Ah sorry, ABD - I somehow thought you would be doing ecommerce sites for others, with someone as staff, and wanting to know enough to know if they were building sites for others using suitable methods... Sorry, my misunderstanding.
Given I now understand better - then learning how to use DW and anything else (JavaScript, PHP, Perl, Ruby on Rails, Joomla, etc, etc, etc) could be a complete waste of time, if the site built for you uses none of them...
If you're planning on taking courses, it's only going to be worthwhile if you were going to use it yourself (IMO) else you could buy some appropriate books when the site is being built, to see if you can follow what's being done... and it may be very technical.

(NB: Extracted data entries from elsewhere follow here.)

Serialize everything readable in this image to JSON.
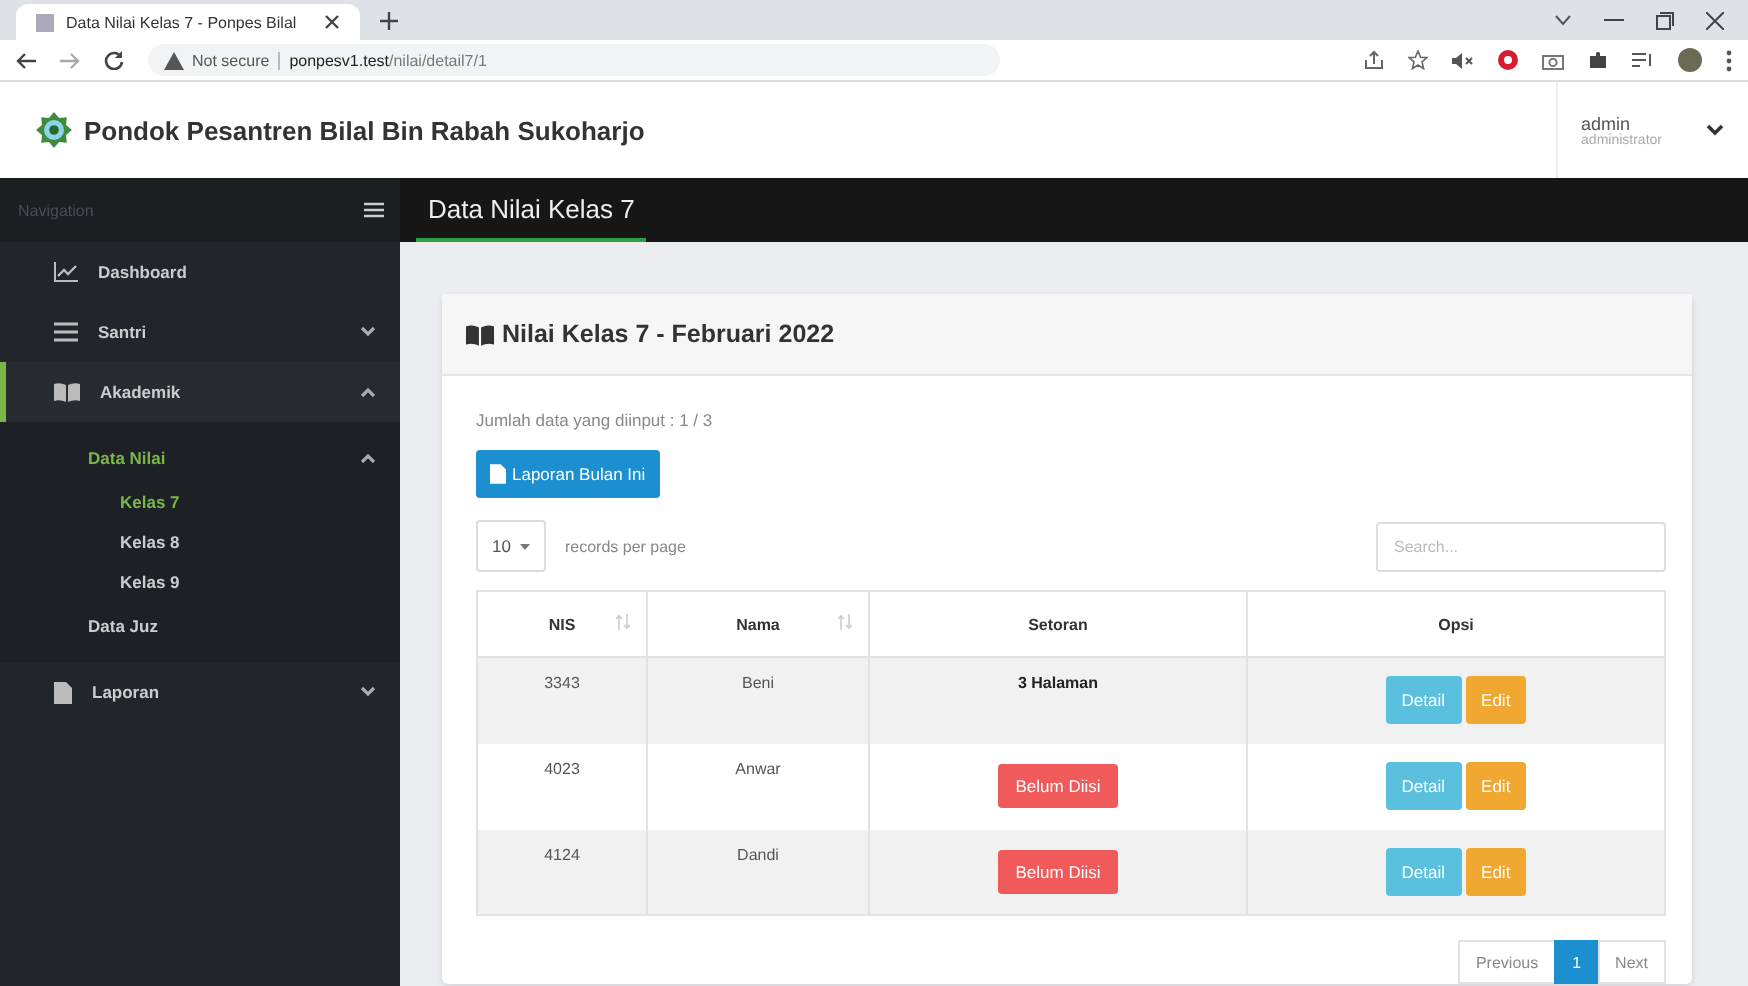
{
  "browser": {
    "tab_title": "Data Nilai Kelas 7 - Ponpes Bilal",
    "security": "Not secure",
    "url_host": "ponpesv1.test",
    "url_path": "/nilai/detail7/1"
  },
  "header": {
    "brand": "Pondok Pesantren Bilal Bin Rabah Sukoharjo",
    "user_name": "admin",
    "user_role": "administrator"
  },
  "sidebar": {
    "heading": "Navigation",
    "items": [
      {
        "label": "Dashboard",
        "selected": false
      },
      {
        "label": "Santri",
        "selected": false,
        "expanded": false
      },
      {
        "label": "Akademik",
        "selected": true,
        "expanded": true,
        "children": [
          {
            "label": "Data Nilai",
            "selected": true,
            "expanded": true,
            "children": [
              {
                "label": "Kelas 7",
                "selected": true
              },
              {
                "label": "Kelas 8",
                "selected": false
              },
              {
                "label": "Kelas 9",
                "selected": false
              }
            ]
          },
          {
            "label": "Data Juz",
            "selected": false
          }
        ]
      },
      {
        "label": "Laporan",
        "selected": false,
        "expanded": false
      }
    ]
  },
  "page_title": "Data Nilai Kelas 7",
  "card": {
    "title": "Nilai Kelas 7 - Februari 2022",
    "summary": "Jumlah data yang diinput : 1 / 3",
    "report_button": "Laporan Bulan Ini",
    "page_length": "10",
    "length_label": "records per page",
    "search": {
      "placeholder": "Search..."
    },
    "table": {
      "columns": [
        {
          "label": "NIS",
          "sortable": true
        },
        {
          "label": "Nama",
          "sortable": true
        },
        {
          "label": "Setoran",
          "sortable": false
        },
        {
          "label": "Opsi",
          "sortable": false
        }
      ],
      "rows": [
        {
          "nis": "3343",
          "nama": "Beni",
          "setoran": {
            "kind": "text",
            "label": "3 Halaman"
          },
          "actions": [
            "Detail",
            "Edit"
          ]
        },
        {
          "nis": "4023",
          "nama": "Anwar",
          "setoran": {
            "kind": "badge",
            "label": "Belum Diisi"
          },
          "actions": [
            "Detail",
            "Edit"
          ]
        },
        {
          "nis": "4124",
          "nama": "Dandi",
          "setoran": {
            "kind": "badge",
            "label": "Belum Diisi"
          },
          "actions": [
            "Detail",
            "Edit"
          ]
        }
      ]
    },
    "pagination": {
      "previous": "Previous",
      "pages": [
        {
          "label": "1",
          "selected": true
        }
      ],
      "next": "Next"
    }
  }
}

I look at lots of sites to see what's going on, and it is usually very tricky, the more so when the data being displayed is pulled from a database (such as happens when a blog is displayed, newspaper articles, photo galleries, any site which has dynamic content, and so variables will have different content for each page, even if the same code is used every time.
When I say "look at lots of sites" that may include extracting all the CSS and JS files, but anything running with MySQL (db) will have content that appears on a web page but clearly one never sees the code used to extract it.

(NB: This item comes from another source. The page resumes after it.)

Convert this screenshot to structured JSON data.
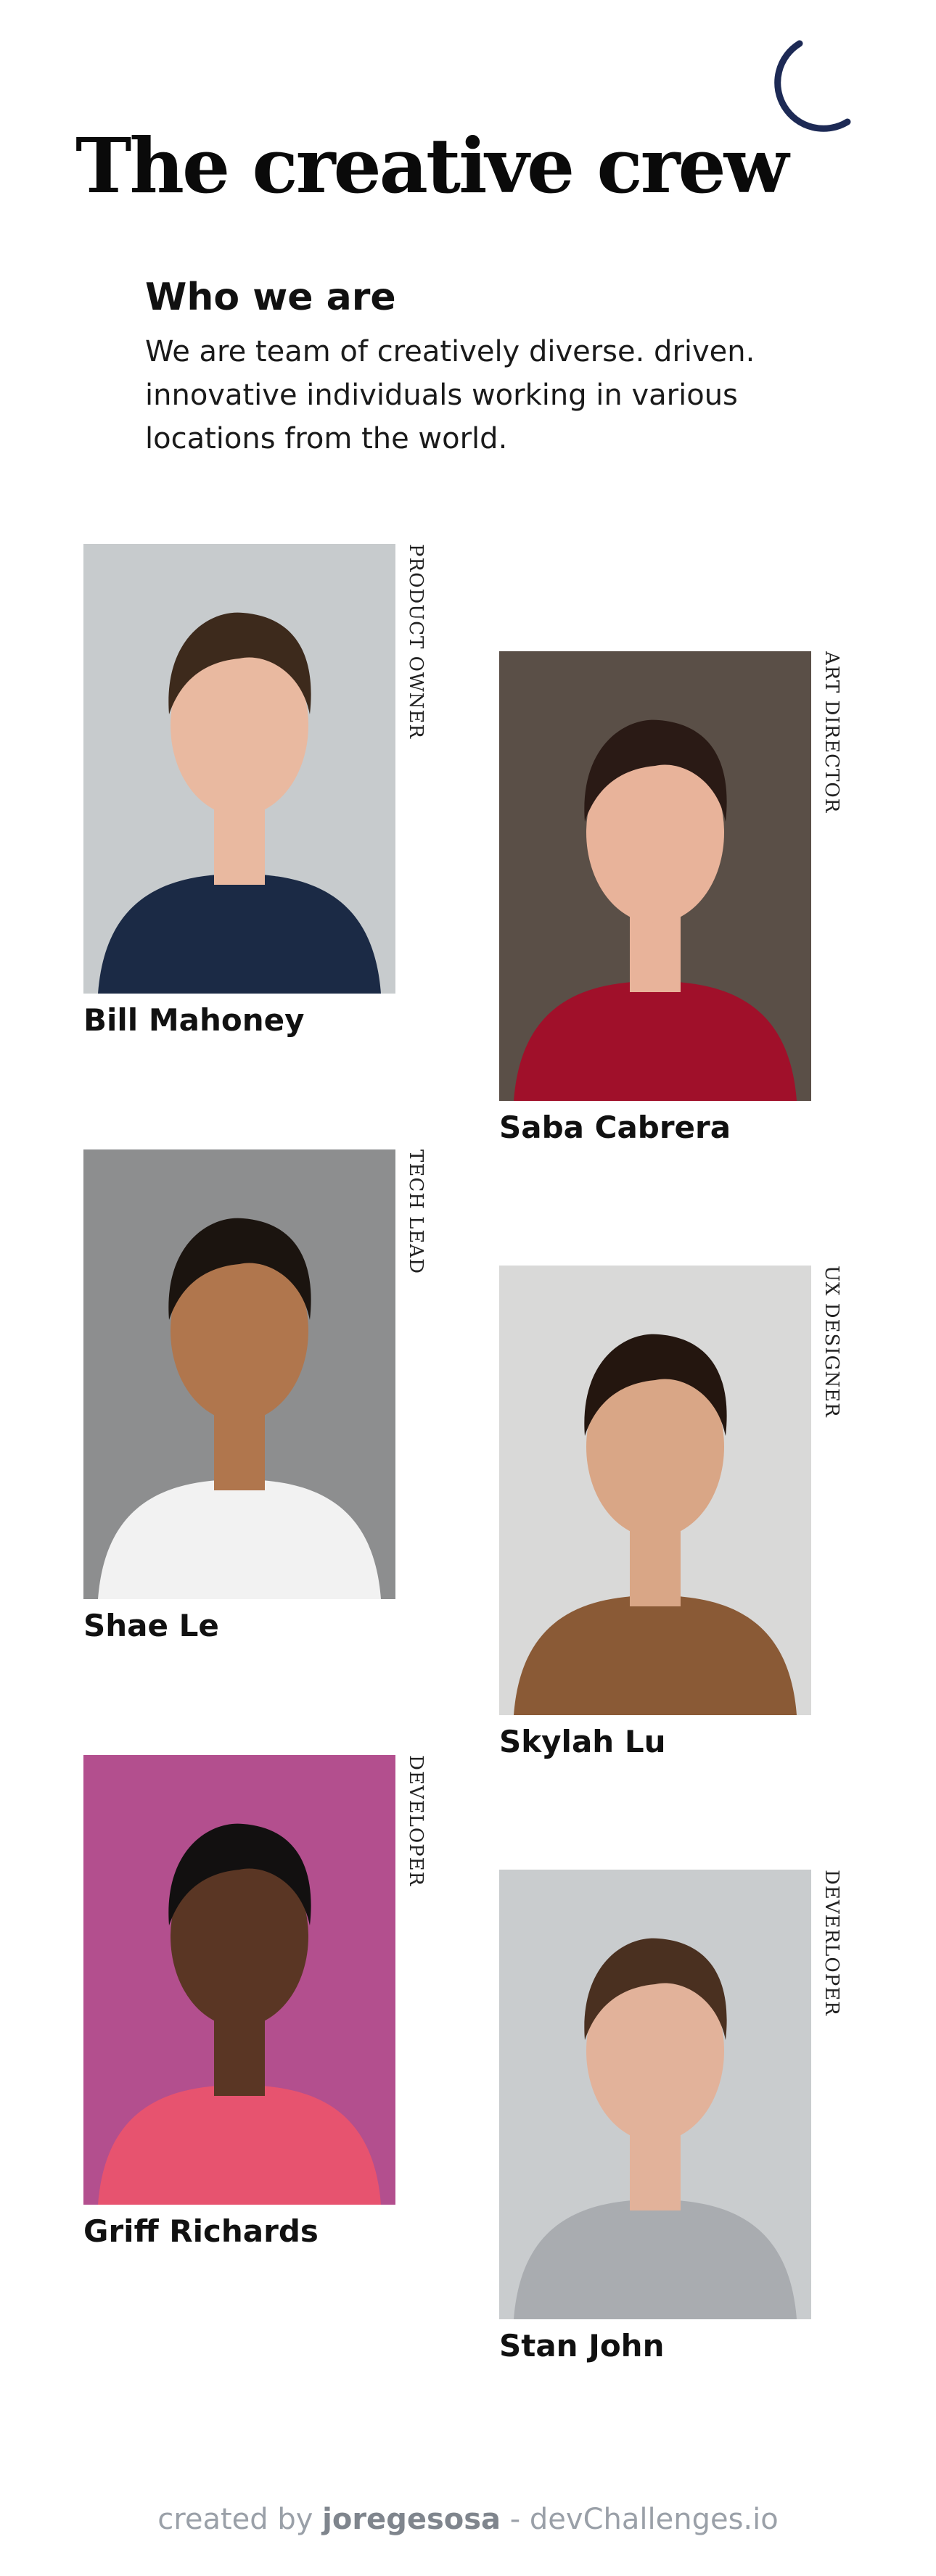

I also install (from cPanel/Fantastico) various PHP packages (free, but source code is under GNU licence so could never pass off as one's own) just to look at the source code, change colours, replace animated GIFs with static GIFs, etc, to tailor to my needs, and learn about the techniques used.
I have 4 shelves of books and several GB of electronic books about coding and have been in IT 30 years but still regularly find stuff which I cannot figure out without taking days or weeks researching. So sorry, but not being involved with e-commerce, I'm not much help, but foresee you having considerable difficulty in understanding, as a non-web designer/programmer, exactly what goes on, without a hefty technical manual being written (which is unlikely to be part of your requirements for the site, or the quote(s) you received).

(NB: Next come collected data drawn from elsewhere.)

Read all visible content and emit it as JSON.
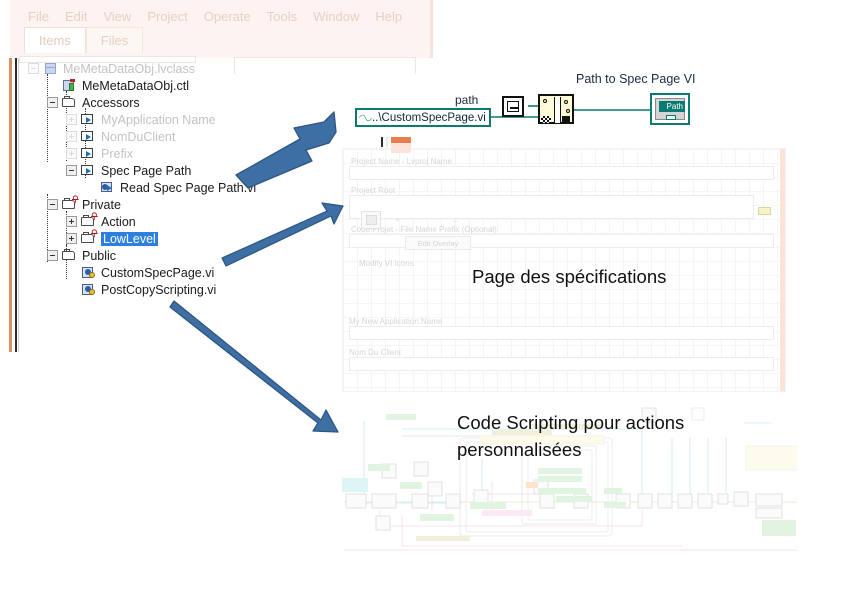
{
  "window": {
    "menubar": [
      "File",
      "Edit",
      "View",
      "Project",
      "Operate",
      "Tools",
      "Window",
      "Help"
    ],
    "tabs": [
      {
        "label": "Items",
        "active": true
      },
      {
        "label": "Files",
        "active": false
      }
    ]
  },
  "tree": {
    "items": [
      {
        "label": "MeMetaDataObj.lvclass",
        "indent": 0,
        "icon": "cube-icon",
        "expander": "minus",
        "dim": true
      },
      {
        "label": "MeMetaDataObj.ctl",
        "indent": 1,
        "icon": "control-icon",
        "expander": "none",
        "dim": false
      },
      {
        "label": "Accessors",
        "indent": 1,
        "icon": "folder-icon",
        "expander": "minus",
        "dim": false
      },
      {
        "label": "MyApplication Name",
        "indent": 2,
        "icon": "accessor-icon",
        "expander": "plus",
        "dim": true
      },
      {
        "label": "NomDuClient",
        "indent": 2,
        "icon": "accessor-icon",
        "expander": "plus",
        "dim": true
      },
      {
        "label": "Prefix",
        "indent": 2,
        "icon": "accessor-icon",
        "expander": "plus",
        "dim": true
      },
      {
        "label": "Spec Page Path",
        "indent": 2,
        "icon": "accessor-icon",
        "expander": "minus",
        "dim": false
      },
      {
        "label": "Read Spec Page Path.vi",
        "indent": 3,
        "icon": "vi-accessor-icon",
        "expander": "none",
        "dim": false
      },
      {
        "label": "Private",
        "indent": 1,
        "icon": "folder-locked-icon",
        "expander": "minus",
        "dim": false
      },
      {
        "label": "Action",
        "indent": 2,
        "icon": "folder-locked-icon",
        "expander": "plus",
        "dim": false
      },
      {
        "label": "LowLevel",
        "indent": 2,
        "icon": "folder-locked-icon",
        "expander": "plus",
        "dim": false,
        "selected": true
      },
      {
        "label": "Public",
        "indent": 1,
        "icon": "folder-icon",
        "expander": "minus",
        "dim": false
      },
      {
        "label": "CustomSpecPage.vi",
        "indent": 2,
        "icon": "vi-icon",
        "expander": "none",
        "dim": false
      },
      {
        "label": "PostCopyScripting.vi",
        "indent": 2,
        "icon": "vi-icon",
        "expander": "none",
        "dim": false
      }
    ]
  },
  "block_diagram": {
    "title": "Path to Spec Page VI",
    "wire_label": "path",
    "constant_value": "..\\CustomSpecPage.vi",
    "terminal_label": "Path",
    "nodes": [
      {
        "name": "current-vi-path-node"
      },
      {
        "name": "strip-build-path-node"
      }
    ]
  },
  "spec_page": {
    "fields": [
      {
        "label": "Project Name - Lvproj Name"
      },
      {
        "label": "Project Root"
      },
      {
        "label": "Code Projet - File Name Prefix (Optional)"
      },
      {
        "label": "Modify VI Icons"
      },
      {
        "label": "My New Application Name"
      },
      {
        "label": "Nom Du Client"
      }
    ],
    "edit_overlay_button": "Edit Overlay",
    "plus_symbol": "+",
    "equals_symbol": "="
  },
  "annotations": {
    "spec_page_caption": "Page des spécifications",
    "code_caption": "Code Scripting pour actions personnalisées"
  },
  "colors": {
    "arrow_fill": "#3d6fa5",
    "arrow_stroke": "#2e5680",
    "selection_blue": "#2a7fe0",
    "labview_teal": "#0a7a72",
    "node_yellow": "#fffbd9",
    "salmon_rule": "#dc8f62"
  }
}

Up to a point, you are at the mercy of the designer - some web designers use T+C to restrict maintenance to themselves, and never pass 'ownership' of the code to the customer. It's unscrupulous, but may happen without the user considering it (similarly with copyright - in my view it should rest with the buyer of the service, the end user, but I've seen reports of complaints that web designer claimed copyright and when some dispute arose, domain owner found he'd be sued if he used the same graphic elements and site had to be built new from scratch - again, not something I'd 'forecast' for someone - but if there's a multipage contract, make sure you own everything afterwards and aren't locked into a maintenance contract at rates which can change later.
If the web designer is open and up front about either having a fixed fee and it's all yours, or a reduced fee and monthly/annual fee which includes maintenance, all well and good. If it's hidden in small print, then carefully look at the rest of the small print.
My clients get the source, on a CD, in case I'm hit by a bus. They can then upload on another host with minimal changes, and hopefully all would return to normal (less me!)